No man can be so ignorant or skeptical as to deny, that there are several different faculties of a most marvellous nature, with which a few individuals in the world are mysteriously endowed, while the great mass of men are entirely without them; and to the number of these supernatural endowments there is scarce a year passes by without adding a new one. What can be, or ought to be, considered a more surprising faculty than that of ventriloquism,—the art of throwing the voice into places and things afar from the operator, of taking, as it were, the lungs, glottis, &c. from his body, and clapping them into a chest, log, stone wall, or other inanimate substance, or into the body of another? and how few are there in the world who possess the power of doing so! One man thumps his chin with his fingers, and draws from it pure and agreeable musical tones, and another whistles a melody in parts; while men in general might thump and whistle till their teeth fell out without producing any music worth listening to. What can be more wonderful than the faculty recently developed by the advocates and practitioners of a new system of medicine, who, by shaking a bottle in a peculiar way, give to its contents a medical virtue which did not exist before, and which another man,—the patient, for example,—might shake till doomsday without imparting?*

The Natural Bonesetter is one instance of the possession of a faculty both rare and astonishing, and so is any old woman who can pow-wow the fire out of a burn. Not to multiply inferior instances, however, I will ask the reader if any faculty can be deemed more incredible than that of the magnetizer, who, by flourishing his digits about your body, now cures your rheumatism, and now sets you sound asleep—unless it be that of the magnetized slumberer, who reads a sealed letter laid on his epigastrium, sees through millstones and men's bodies, and renders oraculous responses to any question that may be proposed him, even though it be upon subjects of which, while awake, he is entirely ignorant.

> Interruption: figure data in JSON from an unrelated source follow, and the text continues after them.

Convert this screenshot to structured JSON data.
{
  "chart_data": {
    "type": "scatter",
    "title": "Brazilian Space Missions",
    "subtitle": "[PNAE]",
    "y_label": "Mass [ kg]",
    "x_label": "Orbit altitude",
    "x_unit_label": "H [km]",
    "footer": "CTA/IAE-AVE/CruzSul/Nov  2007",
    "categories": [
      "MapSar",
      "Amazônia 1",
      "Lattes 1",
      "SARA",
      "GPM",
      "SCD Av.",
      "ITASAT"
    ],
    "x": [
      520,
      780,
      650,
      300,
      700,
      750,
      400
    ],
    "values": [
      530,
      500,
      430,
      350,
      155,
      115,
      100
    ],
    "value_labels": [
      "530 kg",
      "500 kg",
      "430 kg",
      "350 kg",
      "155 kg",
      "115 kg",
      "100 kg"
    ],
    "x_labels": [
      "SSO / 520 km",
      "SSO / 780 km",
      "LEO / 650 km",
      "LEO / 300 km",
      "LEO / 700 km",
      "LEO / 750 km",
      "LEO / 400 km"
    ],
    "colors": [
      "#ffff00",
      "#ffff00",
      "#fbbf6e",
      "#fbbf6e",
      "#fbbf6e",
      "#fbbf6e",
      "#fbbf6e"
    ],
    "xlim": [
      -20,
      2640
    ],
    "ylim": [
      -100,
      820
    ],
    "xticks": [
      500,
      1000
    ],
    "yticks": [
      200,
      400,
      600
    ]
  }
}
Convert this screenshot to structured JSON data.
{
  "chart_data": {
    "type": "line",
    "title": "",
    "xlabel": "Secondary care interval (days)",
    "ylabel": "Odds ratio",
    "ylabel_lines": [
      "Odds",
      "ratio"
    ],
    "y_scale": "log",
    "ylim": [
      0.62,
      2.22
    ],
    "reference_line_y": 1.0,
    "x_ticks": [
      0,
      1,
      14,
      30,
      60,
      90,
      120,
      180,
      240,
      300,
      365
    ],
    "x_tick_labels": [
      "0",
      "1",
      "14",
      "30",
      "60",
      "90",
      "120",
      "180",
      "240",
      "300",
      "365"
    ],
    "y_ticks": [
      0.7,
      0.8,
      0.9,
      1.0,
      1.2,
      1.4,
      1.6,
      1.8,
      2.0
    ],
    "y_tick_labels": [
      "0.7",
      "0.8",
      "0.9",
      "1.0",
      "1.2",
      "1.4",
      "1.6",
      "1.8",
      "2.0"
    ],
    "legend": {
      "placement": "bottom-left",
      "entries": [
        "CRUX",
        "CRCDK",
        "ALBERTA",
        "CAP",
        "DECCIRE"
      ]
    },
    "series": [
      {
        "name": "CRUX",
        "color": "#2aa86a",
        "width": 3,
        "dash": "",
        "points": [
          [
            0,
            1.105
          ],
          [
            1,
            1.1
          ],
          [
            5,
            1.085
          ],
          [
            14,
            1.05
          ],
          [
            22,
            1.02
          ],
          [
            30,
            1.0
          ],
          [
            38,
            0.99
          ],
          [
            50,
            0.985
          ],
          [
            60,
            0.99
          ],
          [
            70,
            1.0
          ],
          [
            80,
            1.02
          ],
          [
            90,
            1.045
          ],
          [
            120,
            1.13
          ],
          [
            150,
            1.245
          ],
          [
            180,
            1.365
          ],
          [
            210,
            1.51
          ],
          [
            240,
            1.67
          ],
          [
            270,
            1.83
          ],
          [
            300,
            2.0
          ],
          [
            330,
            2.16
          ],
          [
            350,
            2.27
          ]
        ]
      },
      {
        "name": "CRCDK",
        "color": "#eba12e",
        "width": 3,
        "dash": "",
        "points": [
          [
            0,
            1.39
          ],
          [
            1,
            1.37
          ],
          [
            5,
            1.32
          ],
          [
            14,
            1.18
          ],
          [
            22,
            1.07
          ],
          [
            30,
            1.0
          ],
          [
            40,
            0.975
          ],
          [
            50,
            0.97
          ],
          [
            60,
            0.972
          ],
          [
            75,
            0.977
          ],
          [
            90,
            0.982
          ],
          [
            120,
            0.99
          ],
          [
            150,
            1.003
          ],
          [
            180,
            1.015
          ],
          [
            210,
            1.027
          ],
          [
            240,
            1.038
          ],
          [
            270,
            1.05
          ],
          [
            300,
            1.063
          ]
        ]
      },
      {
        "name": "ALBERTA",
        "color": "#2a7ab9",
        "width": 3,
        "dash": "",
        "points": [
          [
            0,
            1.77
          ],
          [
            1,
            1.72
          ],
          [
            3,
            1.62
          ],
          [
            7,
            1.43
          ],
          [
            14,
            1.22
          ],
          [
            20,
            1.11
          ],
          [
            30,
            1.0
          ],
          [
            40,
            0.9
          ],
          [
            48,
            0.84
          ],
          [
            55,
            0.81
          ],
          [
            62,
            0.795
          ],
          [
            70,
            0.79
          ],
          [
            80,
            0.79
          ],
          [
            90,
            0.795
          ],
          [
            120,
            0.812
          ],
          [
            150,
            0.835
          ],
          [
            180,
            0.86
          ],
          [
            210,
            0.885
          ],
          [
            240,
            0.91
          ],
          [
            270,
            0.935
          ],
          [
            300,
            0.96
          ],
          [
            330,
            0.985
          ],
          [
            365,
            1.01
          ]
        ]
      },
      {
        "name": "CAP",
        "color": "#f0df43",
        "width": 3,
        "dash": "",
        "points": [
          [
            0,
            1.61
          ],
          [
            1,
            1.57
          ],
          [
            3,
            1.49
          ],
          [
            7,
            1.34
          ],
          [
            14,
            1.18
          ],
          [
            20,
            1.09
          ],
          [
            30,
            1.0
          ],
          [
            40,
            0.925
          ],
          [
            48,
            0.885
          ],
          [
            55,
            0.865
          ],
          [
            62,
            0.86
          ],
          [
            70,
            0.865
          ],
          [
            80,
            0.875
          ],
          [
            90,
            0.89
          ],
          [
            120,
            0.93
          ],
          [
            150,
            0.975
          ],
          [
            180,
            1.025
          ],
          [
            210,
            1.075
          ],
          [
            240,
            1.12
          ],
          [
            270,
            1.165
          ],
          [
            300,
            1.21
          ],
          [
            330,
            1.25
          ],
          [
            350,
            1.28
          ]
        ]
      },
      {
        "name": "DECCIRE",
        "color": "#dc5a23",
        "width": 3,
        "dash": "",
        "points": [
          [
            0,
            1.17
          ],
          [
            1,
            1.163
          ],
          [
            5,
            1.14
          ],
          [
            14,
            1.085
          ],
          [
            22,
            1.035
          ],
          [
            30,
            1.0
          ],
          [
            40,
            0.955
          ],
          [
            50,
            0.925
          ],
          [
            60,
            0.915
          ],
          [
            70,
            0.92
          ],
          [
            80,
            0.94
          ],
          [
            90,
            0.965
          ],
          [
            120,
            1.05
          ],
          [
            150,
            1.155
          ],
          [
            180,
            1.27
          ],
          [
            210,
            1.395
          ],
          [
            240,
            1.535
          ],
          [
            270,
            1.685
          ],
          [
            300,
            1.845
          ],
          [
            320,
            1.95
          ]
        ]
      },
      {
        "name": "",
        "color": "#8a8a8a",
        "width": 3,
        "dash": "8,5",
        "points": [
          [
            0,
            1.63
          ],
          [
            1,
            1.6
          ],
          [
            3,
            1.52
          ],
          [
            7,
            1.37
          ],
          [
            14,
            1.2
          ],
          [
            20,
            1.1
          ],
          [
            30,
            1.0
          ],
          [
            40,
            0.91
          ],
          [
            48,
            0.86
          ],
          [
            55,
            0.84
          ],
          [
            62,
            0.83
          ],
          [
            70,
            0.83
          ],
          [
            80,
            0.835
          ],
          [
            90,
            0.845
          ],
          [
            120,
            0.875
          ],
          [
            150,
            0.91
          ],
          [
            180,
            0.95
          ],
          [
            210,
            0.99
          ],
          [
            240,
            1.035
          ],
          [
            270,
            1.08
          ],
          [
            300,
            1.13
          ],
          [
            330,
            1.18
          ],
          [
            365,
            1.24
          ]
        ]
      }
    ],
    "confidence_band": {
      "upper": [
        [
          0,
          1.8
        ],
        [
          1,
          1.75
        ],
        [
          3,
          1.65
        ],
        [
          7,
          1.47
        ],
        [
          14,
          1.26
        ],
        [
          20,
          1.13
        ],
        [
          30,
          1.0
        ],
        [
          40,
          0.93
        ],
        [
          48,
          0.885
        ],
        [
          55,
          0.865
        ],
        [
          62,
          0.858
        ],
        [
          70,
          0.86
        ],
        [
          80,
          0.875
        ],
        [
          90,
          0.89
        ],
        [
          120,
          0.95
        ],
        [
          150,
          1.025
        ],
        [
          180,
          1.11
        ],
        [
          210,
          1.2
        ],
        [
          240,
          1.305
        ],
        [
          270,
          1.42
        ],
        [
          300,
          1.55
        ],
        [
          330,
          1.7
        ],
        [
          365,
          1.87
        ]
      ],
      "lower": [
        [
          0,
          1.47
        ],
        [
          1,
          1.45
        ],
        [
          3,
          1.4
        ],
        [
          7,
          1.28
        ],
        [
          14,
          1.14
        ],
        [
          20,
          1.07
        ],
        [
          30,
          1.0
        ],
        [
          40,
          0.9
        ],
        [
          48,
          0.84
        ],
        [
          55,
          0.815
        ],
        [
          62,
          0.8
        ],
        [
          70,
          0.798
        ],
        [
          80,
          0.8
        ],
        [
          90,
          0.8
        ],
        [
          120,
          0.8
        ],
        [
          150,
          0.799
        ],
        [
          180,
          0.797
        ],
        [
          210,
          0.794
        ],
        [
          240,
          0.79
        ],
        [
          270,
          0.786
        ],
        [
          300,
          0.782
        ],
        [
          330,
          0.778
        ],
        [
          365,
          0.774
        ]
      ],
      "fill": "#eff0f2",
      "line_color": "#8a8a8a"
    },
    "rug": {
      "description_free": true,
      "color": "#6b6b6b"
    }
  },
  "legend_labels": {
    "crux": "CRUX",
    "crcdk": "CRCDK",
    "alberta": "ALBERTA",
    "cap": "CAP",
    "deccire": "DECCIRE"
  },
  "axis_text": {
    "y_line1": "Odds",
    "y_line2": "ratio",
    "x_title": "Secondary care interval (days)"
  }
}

In fine, granting all these things to be true (and who shall dare to doubt them), why should it not be granted that an individual should possess the power of transferring his spirit from body to body at will—a power but little more extraordinary (if indeed it be more extraordinary) than the other faculties which are admitted to have actual existence?

To me it seems that the thing is natural enough, though still, I grant, extremely wonderful. Many persons are thought to possess the ventriloquial, and even the magnetic power, without being conscious of the endowment, accident having been in all cases the cause of their being made acquainted with its existence. In the same way, it is not improbable that other persons besides myself may possess the faculty of reanimating dead bodies, without suspecting it; for I can scarce believe the faculty should be confined entirely to myself.


[CHAPTER IV.]

BEING THE LAST CHAPTER OF ALL.


I never could succeed in convincing my brother-in-law of the truth of my relation—or rather—for I have always thought his incredulity was assumed for the purpose mentioned—I never could overcome his opposition to the design I formed of writing and committing it to the press. For this reason I ceased talking of it more, and even affected to believe the foolish story he had told me of my having conceived my adventures in a mere fit of delirium. This I did not so much out of compliment to him, as from a desire to have him believe I would let nothing divert me from the business of my farm, which, indeed, I immediately addressed myself to in such good earnest as secured his hearty approval and zealous congratulations.